What about social? There is, I think, such a clear application here and it struck me as a walked into church this morning; it strikes me every time I see this. Okay, we need to be unabashedly pro-life. Let’s be clear on that. Killing a baby, I don’t care if it’s a week old, a day old, an hour old, is wrong. It’s sin; it’s murder. You can be forgiven of that; I want to be sensitive here. If you are – the shame of abortions. Talk to people who’ve dealt with that. Jesus is here for you; we’re here for you. this is not a place where you’re going to get the finger of judgment pointed at you, but let’s be clear on what it is. You can’t get over something until you know what it is. And one of the ways we will care for the widows and orphans in distress in our day and age is through adoption. I walk in this sanctuary. I see so many of you with children who don’t look like you and every time I see that and I look at them and see the difference and I go, “These children could have been something else.”
And I want to say this carefully here. I know there’s many who may be engaged in adoption right now but I think of our friends Jake and Anita Beth Adams who are working to adopt a little girl from Poland. And let me say why this is such a big deal, too. She’s older, y’all, and if you read the statistics, older girls who get turned out of orphanages when they’re sixteen, it doesn’t end well for them. It ends up in horrific circumstances. And you know what I’m looking forward to? I’m looking forward to celebrating a little girl from Poland sitting under the ministry of First Pres. Jackson as a picture of what happens to all of us in the Gospel. That we who are the orphans, who have no claim on the righteousness of God, who have no claim on His mercy, who had no claim on His graciousness to us and His riches, He just came and took us and brought us in His family and calls us sons and daughters. Support adoption wherever you can, friends. It’s one of the main ways we’re going to fulfill this verse today. Do whatever it takes. Pray for them. Give to them. When that little girl walks through these doors, y’all throw your arms around her. She’s part of this family now. She’s not an orphan anymore. She’s part of their family and part of this family.
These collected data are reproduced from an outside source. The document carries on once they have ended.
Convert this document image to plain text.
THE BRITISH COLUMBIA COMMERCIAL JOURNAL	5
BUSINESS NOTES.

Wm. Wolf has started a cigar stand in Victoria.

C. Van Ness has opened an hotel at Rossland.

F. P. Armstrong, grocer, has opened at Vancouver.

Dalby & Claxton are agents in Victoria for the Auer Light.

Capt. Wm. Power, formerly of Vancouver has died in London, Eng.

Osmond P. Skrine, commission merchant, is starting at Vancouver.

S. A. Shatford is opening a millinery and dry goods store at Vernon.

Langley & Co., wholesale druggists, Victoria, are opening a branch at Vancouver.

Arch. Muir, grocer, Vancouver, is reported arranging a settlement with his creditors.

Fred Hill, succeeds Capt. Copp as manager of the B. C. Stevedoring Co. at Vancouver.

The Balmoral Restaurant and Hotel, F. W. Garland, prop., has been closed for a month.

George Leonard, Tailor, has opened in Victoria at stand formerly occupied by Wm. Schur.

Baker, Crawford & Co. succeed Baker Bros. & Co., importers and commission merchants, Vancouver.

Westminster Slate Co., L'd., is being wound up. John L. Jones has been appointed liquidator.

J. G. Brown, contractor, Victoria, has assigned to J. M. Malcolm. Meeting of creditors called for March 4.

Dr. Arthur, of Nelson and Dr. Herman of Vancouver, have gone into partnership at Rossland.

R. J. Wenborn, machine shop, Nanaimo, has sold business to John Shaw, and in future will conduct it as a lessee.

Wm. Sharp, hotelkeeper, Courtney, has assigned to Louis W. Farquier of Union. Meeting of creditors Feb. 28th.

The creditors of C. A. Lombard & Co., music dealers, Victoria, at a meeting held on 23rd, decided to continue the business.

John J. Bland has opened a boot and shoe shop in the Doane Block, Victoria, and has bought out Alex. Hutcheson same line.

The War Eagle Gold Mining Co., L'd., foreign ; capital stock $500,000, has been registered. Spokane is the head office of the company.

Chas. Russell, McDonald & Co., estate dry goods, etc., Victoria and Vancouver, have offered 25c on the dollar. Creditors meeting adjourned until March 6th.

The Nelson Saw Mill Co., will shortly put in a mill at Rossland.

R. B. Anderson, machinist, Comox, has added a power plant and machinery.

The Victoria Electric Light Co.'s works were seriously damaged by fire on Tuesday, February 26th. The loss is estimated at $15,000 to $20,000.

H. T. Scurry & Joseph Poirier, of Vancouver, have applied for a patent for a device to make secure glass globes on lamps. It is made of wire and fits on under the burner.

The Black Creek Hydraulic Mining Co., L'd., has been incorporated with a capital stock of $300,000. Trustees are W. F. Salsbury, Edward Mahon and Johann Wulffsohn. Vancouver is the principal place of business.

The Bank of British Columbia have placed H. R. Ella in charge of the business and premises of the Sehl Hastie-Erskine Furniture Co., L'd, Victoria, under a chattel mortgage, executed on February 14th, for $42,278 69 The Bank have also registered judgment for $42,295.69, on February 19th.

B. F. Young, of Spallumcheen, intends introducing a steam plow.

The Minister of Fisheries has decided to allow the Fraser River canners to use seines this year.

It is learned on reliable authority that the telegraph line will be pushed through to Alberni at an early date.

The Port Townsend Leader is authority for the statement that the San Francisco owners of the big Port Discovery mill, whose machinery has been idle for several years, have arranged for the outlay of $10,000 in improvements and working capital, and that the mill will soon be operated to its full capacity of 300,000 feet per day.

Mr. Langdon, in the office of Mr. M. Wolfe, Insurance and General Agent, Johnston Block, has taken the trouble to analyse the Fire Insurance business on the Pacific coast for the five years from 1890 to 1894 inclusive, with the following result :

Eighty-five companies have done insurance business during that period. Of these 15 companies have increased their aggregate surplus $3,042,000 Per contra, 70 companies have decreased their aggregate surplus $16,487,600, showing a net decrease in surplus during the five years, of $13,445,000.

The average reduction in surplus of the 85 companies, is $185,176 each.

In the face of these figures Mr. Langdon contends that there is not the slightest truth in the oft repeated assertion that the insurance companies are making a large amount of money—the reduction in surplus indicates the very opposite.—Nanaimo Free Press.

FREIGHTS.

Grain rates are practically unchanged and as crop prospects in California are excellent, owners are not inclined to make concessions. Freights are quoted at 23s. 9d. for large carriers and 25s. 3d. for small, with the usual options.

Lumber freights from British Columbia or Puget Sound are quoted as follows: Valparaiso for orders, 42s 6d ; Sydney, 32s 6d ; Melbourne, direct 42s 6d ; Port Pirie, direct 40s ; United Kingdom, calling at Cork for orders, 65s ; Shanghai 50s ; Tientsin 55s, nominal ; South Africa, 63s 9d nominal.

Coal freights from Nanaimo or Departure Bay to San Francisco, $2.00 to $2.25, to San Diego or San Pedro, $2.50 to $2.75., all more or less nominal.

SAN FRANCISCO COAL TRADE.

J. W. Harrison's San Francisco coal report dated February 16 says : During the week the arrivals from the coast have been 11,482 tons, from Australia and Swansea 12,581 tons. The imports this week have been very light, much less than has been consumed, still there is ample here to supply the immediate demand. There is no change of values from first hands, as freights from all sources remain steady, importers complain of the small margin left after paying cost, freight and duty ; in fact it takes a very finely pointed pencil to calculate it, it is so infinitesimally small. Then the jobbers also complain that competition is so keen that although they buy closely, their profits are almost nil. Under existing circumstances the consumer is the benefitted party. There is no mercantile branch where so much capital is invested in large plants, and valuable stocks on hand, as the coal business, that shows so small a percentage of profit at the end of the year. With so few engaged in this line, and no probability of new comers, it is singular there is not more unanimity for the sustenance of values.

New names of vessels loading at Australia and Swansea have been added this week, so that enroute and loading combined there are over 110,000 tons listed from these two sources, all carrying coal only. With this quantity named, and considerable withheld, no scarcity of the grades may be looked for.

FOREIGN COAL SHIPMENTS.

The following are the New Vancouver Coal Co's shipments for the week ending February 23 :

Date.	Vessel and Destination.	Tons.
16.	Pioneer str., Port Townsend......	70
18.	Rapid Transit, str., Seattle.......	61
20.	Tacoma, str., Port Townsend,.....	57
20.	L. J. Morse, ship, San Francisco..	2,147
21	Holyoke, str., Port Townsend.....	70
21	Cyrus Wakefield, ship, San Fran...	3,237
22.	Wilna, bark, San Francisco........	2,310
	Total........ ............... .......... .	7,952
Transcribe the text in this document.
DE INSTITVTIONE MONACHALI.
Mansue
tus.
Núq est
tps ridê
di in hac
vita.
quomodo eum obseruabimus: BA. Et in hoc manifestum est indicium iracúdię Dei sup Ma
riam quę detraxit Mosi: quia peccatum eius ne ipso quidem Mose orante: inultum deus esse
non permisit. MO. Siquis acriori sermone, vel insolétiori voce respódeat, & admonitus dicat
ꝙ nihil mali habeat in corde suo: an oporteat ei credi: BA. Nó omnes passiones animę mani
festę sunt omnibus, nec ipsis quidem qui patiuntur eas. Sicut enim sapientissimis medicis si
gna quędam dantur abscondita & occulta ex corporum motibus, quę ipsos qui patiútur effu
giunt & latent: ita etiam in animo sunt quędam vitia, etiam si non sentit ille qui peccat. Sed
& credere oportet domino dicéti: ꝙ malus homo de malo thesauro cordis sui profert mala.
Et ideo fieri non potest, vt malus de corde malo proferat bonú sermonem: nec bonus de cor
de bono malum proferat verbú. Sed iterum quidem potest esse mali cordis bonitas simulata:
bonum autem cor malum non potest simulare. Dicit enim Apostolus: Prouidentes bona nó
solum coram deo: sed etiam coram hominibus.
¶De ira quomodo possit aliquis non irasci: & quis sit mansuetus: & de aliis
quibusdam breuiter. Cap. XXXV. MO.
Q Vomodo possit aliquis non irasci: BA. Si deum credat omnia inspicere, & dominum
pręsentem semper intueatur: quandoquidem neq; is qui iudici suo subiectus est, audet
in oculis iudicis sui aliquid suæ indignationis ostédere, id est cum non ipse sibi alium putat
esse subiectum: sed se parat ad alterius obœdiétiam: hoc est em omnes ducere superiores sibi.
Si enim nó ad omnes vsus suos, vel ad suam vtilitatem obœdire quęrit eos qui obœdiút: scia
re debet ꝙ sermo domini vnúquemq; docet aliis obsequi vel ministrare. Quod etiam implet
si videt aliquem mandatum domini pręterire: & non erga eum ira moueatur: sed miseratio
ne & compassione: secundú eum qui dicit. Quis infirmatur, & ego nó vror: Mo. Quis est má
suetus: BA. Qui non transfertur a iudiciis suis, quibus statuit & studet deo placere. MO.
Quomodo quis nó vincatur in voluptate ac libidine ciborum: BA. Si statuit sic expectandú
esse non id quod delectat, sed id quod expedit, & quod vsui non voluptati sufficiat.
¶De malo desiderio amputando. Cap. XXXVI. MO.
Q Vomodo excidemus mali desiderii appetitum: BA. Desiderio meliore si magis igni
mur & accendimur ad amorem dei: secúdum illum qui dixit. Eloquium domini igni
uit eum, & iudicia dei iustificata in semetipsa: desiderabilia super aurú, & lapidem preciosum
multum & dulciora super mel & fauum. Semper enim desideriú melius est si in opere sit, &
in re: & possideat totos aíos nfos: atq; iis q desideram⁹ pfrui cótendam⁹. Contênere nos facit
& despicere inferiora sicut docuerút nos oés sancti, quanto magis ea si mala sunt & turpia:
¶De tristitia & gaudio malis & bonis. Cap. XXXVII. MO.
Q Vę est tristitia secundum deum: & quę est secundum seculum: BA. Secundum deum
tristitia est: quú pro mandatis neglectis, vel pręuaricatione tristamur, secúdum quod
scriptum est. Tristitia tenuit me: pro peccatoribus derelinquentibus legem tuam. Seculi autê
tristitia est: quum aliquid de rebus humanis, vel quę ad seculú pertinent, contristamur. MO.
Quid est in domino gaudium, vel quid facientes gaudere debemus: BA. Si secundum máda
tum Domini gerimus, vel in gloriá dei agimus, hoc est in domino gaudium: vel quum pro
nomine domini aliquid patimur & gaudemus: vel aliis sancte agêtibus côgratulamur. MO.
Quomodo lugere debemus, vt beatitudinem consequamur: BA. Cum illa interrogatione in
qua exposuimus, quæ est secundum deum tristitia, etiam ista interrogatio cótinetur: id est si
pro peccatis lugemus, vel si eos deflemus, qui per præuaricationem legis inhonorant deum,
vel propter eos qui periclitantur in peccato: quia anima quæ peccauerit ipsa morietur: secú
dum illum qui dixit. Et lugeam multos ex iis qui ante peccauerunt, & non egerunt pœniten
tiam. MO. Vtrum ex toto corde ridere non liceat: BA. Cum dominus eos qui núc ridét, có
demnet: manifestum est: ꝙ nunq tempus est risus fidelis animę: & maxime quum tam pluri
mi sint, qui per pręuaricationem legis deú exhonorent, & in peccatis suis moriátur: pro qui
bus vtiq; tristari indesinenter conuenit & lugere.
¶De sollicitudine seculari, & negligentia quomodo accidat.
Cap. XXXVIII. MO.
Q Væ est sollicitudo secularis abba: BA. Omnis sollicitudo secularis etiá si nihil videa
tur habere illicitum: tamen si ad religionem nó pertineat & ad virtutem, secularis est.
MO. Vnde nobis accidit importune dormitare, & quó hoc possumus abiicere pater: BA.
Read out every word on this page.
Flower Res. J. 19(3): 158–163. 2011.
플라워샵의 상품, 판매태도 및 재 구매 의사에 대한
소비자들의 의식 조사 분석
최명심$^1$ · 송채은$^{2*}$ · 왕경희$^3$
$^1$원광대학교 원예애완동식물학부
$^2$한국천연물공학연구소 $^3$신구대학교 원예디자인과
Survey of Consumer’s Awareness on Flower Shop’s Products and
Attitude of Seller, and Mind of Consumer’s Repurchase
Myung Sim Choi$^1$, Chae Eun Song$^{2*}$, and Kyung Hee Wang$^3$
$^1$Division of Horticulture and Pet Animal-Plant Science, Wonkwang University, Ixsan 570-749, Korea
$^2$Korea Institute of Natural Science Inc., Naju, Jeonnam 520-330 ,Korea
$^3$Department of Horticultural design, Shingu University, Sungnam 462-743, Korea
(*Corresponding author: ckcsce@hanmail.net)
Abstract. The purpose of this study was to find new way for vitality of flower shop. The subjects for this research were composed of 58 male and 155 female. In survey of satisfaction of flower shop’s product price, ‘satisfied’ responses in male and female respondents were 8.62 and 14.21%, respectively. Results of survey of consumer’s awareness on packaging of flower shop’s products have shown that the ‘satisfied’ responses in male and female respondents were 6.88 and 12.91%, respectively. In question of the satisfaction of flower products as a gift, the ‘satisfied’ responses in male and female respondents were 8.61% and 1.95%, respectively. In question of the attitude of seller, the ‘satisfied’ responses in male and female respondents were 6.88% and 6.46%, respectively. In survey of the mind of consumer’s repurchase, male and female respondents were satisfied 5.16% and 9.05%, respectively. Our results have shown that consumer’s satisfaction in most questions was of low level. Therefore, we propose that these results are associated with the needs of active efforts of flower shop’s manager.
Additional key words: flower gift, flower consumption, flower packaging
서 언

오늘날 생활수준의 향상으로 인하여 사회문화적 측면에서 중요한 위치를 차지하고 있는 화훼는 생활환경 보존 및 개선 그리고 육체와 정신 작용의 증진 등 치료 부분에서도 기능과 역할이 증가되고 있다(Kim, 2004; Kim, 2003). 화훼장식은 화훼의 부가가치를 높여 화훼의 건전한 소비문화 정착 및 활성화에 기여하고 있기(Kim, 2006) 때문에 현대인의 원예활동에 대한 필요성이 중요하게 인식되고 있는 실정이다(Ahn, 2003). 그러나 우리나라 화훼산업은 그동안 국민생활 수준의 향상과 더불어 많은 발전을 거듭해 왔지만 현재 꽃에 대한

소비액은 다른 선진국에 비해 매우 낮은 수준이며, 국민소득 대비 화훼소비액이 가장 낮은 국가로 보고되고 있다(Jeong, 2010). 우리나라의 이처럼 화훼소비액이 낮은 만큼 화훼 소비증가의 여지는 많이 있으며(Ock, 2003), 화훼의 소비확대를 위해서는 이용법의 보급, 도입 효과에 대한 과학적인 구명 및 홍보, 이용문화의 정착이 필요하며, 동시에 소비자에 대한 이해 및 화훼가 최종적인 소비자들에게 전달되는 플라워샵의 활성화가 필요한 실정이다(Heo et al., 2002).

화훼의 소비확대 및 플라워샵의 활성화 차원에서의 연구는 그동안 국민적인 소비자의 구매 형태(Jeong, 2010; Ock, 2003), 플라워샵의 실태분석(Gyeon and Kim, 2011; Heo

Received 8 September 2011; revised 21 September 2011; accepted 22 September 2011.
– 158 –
Last thing! One other way we can care for orphans and widows in their distress is to be uncomfortable that we, not Jesus are the center of our universe. Let’s pray this week about being the kind of people who are on the lookout for hurting people, who are not oblivious to hurting people, who aren’t oblivious to the powerless and the weak among us, who look out for them and go to them. One author described the American church as “a nice man standing in front of nice people telling them that God calls them to be nicer.” What James tells us is this. That religion can’t change you. What the Gospel teaches us is that a broken man stands in front of broken people and tells them that God the Son, Jesus Christ, was broken for broken people like us so that we’d be fixed forever. That’s true religion and it can be yours tonight. Let’s pray!
Father, we’re so grateful for what You’ve done for us. We don’t even know where to begin. We’re going to sing praise in a minute so tune our hearts to sing Your praise. We were orphans, we were poor, and we are rich and adopted now. Let that reality make Monday morning beautiful. We pray in Jesus’ name, amen.